Sometimes I feel like I'll never be able to compete. I'll never be Abbey's lone wolf in the wilderness, or have Barry's emotional connection to the land he has lived and worked his entire life. They have already found the poetry in red rock desert, the intrigue of basin and range fault lines, the magic of the sprouting spring garden, and the adventure of being alone in an unfamiliar land.
I feel the power of the places in my life, from the mundane, staring at the stars through my windshield as I spend yet another night sleeping in the honda, the snowpeak of Mt. Wheeler just illuminated by moonlight, to the extreme, reaching the crest of the ridgeline, 33 miles later, to finally see Bryce Canyon opening out in front of us:The problem is that in all of the places that I find myself, I end up wishing that I had more talent, a greater ability to find truth in the telling, to bring the places I live alive to people who will never wander in the million-dollar wildflower blooms on the Hiko-Stewart fire in Lincoln County Nevada (an essay on this to come, I promise) or climb over the Mormon mountain range carrying several days worth of water to follow fires in the wilderness.

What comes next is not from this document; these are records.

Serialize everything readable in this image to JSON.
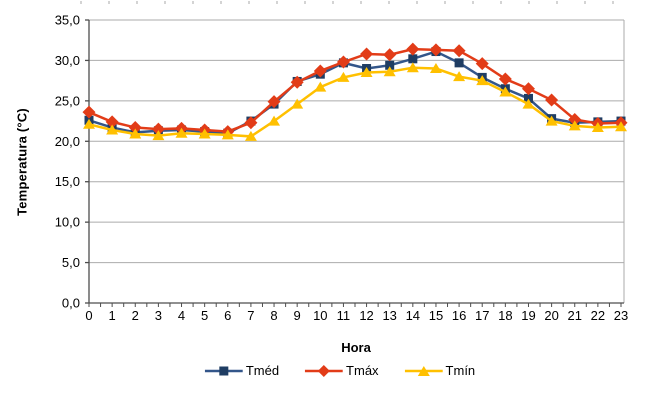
{
  "chart_data": {
    "type": "line",
    "title": "",
    "xlabel": "Hora",
    "ylabel": "Temperatura (°C)",
    "categories": [
      "0",
      "1",
      "2",
      "3",
      "4",
      "5",
      "6",
      "7",
      "8",
      "9",
      "10",
      "11",
      "12",
      "13",
      "14",
      "15",
      "16",
      "17",
      "18",
      "19",
      "20",
      "21",
      "22",
      "23"
    ],
    "series": [
      {
        "name": "Tméd",
        "marker": "square",
        "marker_color": "#1F3D63",
        "line_color": "#33568A",
        "values": [
          22.6,
          21.7,
          21.1,
          21.3,
          21.4,
          21.2,
          21.0,
          22.5,
          24.6,
          27.4,
          28.3,
          29.7,
          29.0,
          29.4,
          30.2,
          31.1,
          29.7,
          27.9,
          26.5,
          25.3,
          22.8,
          22.3,
          22.4,
          22.5
        ]
      },
      {
        "name": "Tmáx",
        "marker": "diamond",
        "marker_color": "#E23C18",
        "line_color": "#E23C18",
        "values": [
          23.6,
          22.4,
          21.7,
          21.5,
          21.6,
          21.4,
          21.2,
          22.3,
          24.9,
          27.3,
          28.7,
          29.8,
          30.8,
          30.7,
          31.4,
          31.3,
          31.2,
          29.6,
          27.7,
          26.5,
          25.1,
          22.7,
          22.2,
          22.3
        ]
      },
      {
        "name": "Tmín",
        "marker": "triangle",
        "marker_color": "#FFC000",
        "line_color": "#FFC000",
        "values": [
          22.1,
          21.4,
          20.9,
          20.7,
          21.0,
          20.9,
          20.8,
          20.6,
          22.5,
          24.6,
          26.7,
          27.9,
          28.5,
          28.6,
          29.1,
          29.0,
          28.0,
          27.5,
          26.1,
          24.6,
          22.5,
          21.9,
          21.7,
          21.8
        ]
      }
    ],
    "ylim": [
      0,
      35
    ],
    "ytick_step": 5,
    "ytick_labels": [
      "0,0",
      "5,0",
      "10,0",
      "15,0",
      "20,0",
      "25,0",
      "30,0",
      "35,0"
    ],
    "grid": true,
    "legend_position": "bottom"
  },
  "colors": {
    "grid": "#ABABAB",
    "axis": "#4D4D4D",
    "tick_text": "#000000",
    "background": "#FFFFFF"
  }
}
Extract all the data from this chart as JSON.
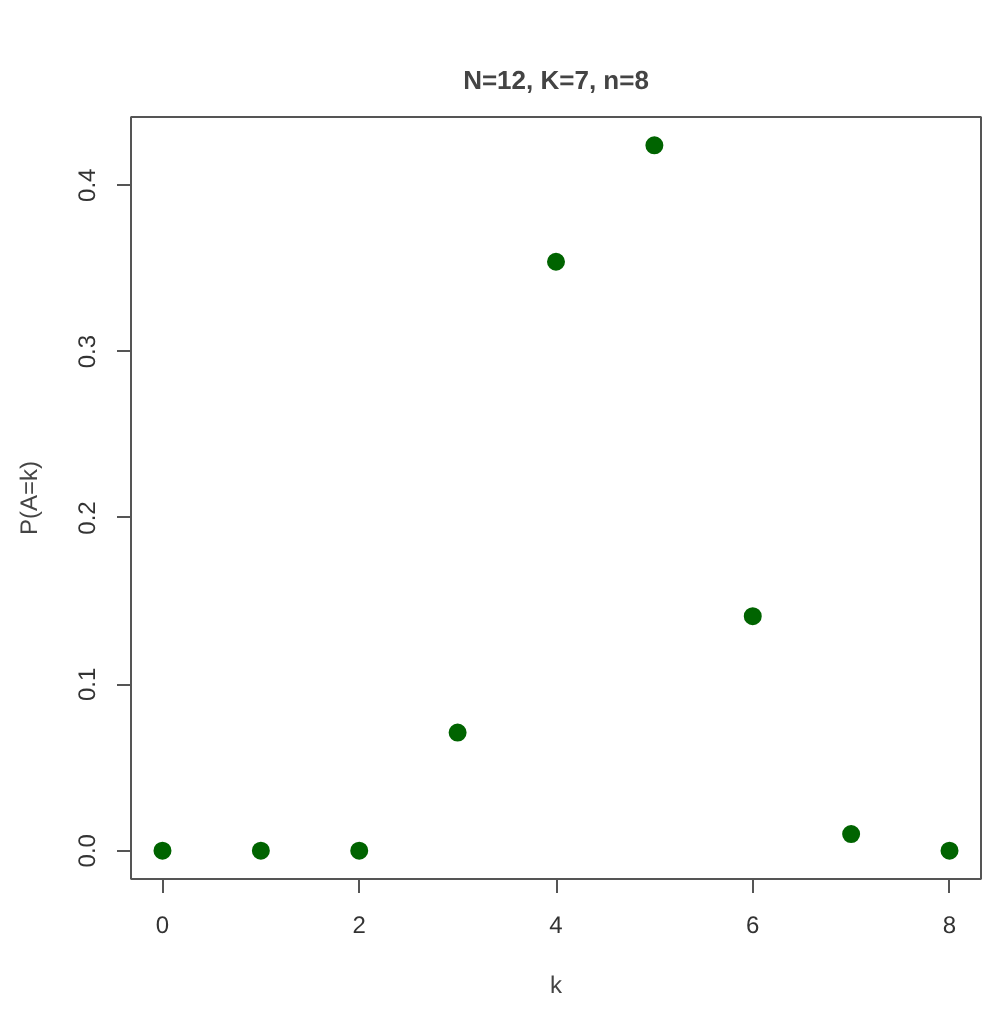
{
  "chart_data": {
    "type": "scatter",
    "title": "N=12, K=7, n=8",
    "xlabel": "k",
    "ylabel": "P(A=k)",
    "x": [
      0,
      1,
      2,
      3,
      4,
      5,
      6,
      7,
      8
    ],
    "series": [
      {
        "color": "#006400",
        "values": [
          0,
          0,
          0,
          0.071,
          0.354,
          0.424,
          0.141,
          0.01,
          0
        ]
      }
    ],
    "xlim": [
      -0.32,
      8.32
    ],
    "ylim": [
      -0.017,
      0.441
    ],
    "xticks": [
      0,
      2,
      4,
      6,
      8
    ],
    "yticks": [
      {
        "value": 0,
        "label": "0.0"
      },
      0.1,
      0.2,
      0.3,
      0.4
    ],
    "grid": false,
    "marker": "circle"
  }
}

I'm addicted to maps, the names of the mountains and canyons and trails, that all of this nothing out here was actually somewhere to someone, at least long enough to name it. I think that the best I can do, until I hopefully grow up into more talent, is to experience each place that I find myself, as fully as a can. Sometimes, I just take a step back and think, "is this really my life, in this place? this is ridiculous, if only my friends could see me now;" slicing up t-shirts sleeves at 8,000 ft, 15 miles from a trailhead, to make emergency tampons, or lying on my belly, my hair tangled in a spikey-endangered shrub, digging with my bare hands like a dog to claim a piece of it's root's for cloning. These places feel more real, the landscapes that really make up my life.
And of course sharing them sometimes with the people who make up my life as well- Joanna and I on the trail above- once the snow stopped and the sun came out. What a great hike.